Она вскоре заметила, что не хватает некоторых вещей Скуик, которыми та особенно дорожила, - из одежды и из небольших драгоценностей - подарков Карди.
И внешне Скуик уже не была пухленькой, она сильно осунулась.
- А где же ученики? - спросила Тото.
Скуик слегка покраснела: наплыва учеников, очевидно, не было; вначале, да, две английские девушки - служащие Комиссии - пожелали выучить немецкий язык в две недели, и, насколько Тото могла судить, не сумели побить этот лингвистический рекорд.
Затем появилась девица-француженка, тоже из служащих Комиссии, но та так и не заплатила, - должно быть, ее экстренно вызвали домой, уверяла Скуик, и она забыла об этом пустячном долге.
Но зато имелась Фари, и доброта Фари служила компенсацией за многие разочарования.
- Кто такая Фари? - спросила Тото.
Фари, по-видимому, служила секретарем не то в банке, не то в какой-то конторе, и Скуик познакомилась с ней на лестнице, упав в обморок ей на руки.

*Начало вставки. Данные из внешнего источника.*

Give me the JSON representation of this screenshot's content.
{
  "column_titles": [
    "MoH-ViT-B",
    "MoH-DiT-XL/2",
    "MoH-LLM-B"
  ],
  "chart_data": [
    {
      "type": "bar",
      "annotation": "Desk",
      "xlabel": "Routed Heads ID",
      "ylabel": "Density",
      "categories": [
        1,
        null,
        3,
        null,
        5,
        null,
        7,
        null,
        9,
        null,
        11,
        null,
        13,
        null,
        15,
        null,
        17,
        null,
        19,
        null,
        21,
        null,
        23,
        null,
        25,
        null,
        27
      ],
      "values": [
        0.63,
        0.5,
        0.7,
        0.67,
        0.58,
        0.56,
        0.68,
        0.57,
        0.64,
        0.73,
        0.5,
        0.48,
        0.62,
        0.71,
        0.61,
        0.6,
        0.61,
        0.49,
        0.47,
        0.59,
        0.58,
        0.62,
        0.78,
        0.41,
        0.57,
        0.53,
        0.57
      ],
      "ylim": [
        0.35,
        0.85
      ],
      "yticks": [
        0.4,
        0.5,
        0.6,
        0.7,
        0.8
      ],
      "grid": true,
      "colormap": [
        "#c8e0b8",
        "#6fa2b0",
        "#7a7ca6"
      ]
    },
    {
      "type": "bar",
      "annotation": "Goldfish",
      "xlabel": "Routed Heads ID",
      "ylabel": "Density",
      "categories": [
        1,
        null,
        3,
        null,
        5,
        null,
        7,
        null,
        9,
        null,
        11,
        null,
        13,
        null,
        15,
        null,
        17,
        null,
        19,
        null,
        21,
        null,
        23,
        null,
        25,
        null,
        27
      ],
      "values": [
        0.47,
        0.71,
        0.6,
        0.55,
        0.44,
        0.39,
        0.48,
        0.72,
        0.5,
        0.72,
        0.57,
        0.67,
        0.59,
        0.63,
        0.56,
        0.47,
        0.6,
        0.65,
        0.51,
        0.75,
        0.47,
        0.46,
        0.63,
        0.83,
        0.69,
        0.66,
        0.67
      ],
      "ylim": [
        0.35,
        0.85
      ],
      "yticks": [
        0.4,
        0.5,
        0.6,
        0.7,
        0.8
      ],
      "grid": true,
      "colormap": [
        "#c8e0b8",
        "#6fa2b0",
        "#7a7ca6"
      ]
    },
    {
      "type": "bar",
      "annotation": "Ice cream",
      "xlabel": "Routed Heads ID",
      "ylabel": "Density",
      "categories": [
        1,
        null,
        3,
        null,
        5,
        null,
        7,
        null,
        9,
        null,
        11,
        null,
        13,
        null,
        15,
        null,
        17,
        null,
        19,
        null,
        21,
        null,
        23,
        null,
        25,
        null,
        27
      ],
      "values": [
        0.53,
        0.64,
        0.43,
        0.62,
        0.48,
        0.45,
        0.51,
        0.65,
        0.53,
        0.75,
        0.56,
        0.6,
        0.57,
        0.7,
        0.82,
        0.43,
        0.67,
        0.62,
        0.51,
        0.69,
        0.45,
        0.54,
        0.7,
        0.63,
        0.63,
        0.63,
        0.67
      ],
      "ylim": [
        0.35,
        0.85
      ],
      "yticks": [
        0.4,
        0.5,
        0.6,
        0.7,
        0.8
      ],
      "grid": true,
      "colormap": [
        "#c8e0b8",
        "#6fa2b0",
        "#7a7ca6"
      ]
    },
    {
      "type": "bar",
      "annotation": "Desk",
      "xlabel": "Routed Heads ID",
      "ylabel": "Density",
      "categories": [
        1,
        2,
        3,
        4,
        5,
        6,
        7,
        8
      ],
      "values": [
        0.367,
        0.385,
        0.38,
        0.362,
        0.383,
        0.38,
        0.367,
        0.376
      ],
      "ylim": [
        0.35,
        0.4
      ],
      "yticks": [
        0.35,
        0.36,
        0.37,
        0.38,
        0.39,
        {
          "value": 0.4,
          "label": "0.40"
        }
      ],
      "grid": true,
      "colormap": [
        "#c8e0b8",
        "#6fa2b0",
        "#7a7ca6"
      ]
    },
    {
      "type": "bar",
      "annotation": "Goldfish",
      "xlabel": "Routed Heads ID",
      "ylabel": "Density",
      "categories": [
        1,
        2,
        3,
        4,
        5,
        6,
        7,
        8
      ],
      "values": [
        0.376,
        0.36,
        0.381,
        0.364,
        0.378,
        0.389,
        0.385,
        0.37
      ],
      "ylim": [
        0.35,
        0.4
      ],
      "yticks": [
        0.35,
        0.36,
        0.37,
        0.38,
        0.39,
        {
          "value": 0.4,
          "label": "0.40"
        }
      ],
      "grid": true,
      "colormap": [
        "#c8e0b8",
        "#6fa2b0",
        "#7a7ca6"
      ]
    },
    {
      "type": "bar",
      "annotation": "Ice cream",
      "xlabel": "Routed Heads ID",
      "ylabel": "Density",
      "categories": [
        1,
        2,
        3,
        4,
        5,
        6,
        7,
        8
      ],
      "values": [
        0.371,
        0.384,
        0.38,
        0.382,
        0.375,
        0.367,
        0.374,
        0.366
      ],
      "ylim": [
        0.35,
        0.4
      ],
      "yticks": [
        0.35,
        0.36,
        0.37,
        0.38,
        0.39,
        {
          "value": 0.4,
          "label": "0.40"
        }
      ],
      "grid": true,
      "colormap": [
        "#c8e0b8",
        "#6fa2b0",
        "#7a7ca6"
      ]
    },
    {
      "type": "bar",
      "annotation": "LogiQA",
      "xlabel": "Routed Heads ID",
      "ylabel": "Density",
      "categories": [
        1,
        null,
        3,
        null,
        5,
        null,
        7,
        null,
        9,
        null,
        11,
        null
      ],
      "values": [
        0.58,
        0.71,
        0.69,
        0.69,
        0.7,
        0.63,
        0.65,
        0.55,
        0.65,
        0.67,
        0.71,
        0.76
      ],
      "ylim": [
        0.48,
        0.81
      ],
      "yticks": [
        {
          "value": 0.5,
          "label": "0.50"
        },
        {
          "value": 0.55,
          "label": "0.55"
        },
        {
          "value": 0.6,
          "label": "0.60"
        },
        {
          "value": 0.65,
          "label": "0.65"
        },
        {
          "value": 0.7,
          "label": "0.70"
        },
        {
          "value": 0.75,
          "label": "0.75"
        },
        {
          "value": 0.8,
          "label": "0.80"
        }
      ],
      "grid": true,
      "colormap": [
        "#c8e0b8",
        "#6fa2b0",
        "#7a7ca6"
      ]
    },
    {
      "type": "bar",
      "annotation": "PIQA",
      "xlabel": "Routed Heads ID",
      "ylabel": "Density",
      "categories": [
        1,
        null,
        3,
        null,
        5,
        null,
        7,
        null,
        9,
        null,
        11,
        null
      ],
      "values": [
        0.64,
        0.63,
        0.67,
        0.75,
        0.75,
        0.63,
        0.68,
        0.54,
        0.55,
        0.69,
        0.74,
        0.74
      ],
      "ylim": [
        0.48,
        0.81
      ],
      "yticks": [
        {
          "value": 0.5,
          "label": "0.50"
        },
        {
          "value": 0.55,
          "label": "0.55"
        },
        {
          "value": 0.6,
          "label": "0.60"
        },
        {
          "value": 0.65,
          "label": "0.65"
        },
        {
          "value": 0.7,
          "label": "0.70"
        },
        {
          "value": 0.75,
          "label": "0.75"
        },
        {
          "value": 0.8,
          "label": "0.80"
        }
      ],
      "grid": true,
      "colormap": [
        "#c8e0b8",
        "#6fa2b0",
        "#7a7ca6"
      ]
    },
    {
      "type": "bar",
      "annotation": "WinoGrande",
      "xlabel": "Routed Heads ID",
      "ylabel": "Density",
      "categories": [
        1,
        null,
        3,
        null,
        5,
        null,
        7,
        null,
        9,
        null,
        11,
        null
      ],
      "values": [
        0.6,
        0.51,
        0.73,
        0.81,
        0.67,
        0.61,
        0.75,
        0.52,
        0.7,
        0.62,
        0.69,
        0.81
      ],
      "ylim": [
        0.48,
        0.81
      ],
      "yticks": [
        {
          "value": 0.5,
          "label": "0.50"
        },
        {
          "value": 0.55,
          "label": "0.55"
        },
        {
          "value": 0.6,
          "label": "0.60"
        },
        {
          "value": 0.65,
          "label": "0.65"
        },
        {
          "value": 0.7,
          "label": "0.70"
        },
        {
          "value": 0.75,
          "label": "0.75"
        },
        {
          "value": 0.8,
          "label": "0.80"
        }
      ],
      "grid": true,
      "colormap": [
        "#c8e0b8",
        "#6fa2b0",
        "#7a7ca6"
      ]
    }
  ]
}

Фари привела ее домой, помогла раздеться, посидела с ней, даже напоила ее коньяком, который у нее - о чудо - нашелся! Фари бедна, но добра, щедра, хотя и не очень, пожалуй, культурна. Да, она австриячка, но бывала в Америке. Война, разумеется, изменила ее положение.
- Хотела бы я познакомиться с ней! - воскликнула Тото.
- Сейчас она в отъезде, - пояснила Скуик, - ей часто приходится разъезжать со своим патроном или по его поручениям - печатать на машинке и т. д.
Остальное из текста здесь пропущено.